Given a large 3d numpy array (not too large to fit in memory) with type 'uint8', I would like to downscale this array with a given scalefactor in each dimension. You may assume the shape of the array is dividable by the scale factor.
The values of the array are in [0, 1, ... max] where max is always smaller than 6. I would like to scale it down such that each 3d block with shape "scale_factor" will return the number that occurs most in this block. When equal return the first (I don't care).
I have tried the following which works
import numpy as np
array = np.random.randint(0, 4, ((128, 128, 128)), dtype='uint8')
scale_factor = (4, 4, 4)
bincount = 3
# Reshape to free dimension of size scale_factor to apply scaledown method to
m, n, r = np.array(array.shape) // scale_factor
array = array.reshape((m, scale_factor[0], n, scale_factor[1], r, scale_factor[2]))
# Making histogram, first over last axis, then sum over other two
array = np.apply_along_axis(lambda x: np.bincount(x, minlength=bincount),
axis=5, arr=array)
array = np.apply_along_axis(lambda x: np.sum(x), axis=3, arr=array)

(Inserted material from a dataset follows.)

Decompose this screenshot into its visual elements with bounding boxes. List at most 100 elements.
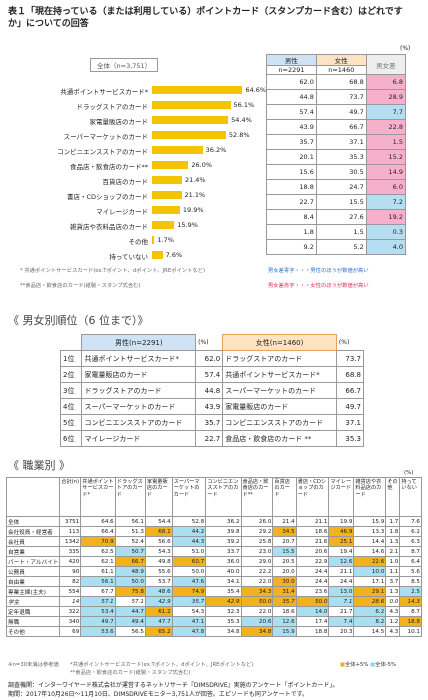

array = np.apply_along_axis(lambda x: np.sum(x), axis=1, arr=array).astype('uint8')
array = np.argmax(array , axis=3)
This worked, but the bincount is terribly slow. Also got np.histogram to work, but also very slow. I do think both methods I tried are not completely designed for my purpose, they offer many more features which slows down the methods.
My question is, does anyone know a faster method? I would also be happy if someone could point me to a method from a deep learning library that does this, but that is not officially the question.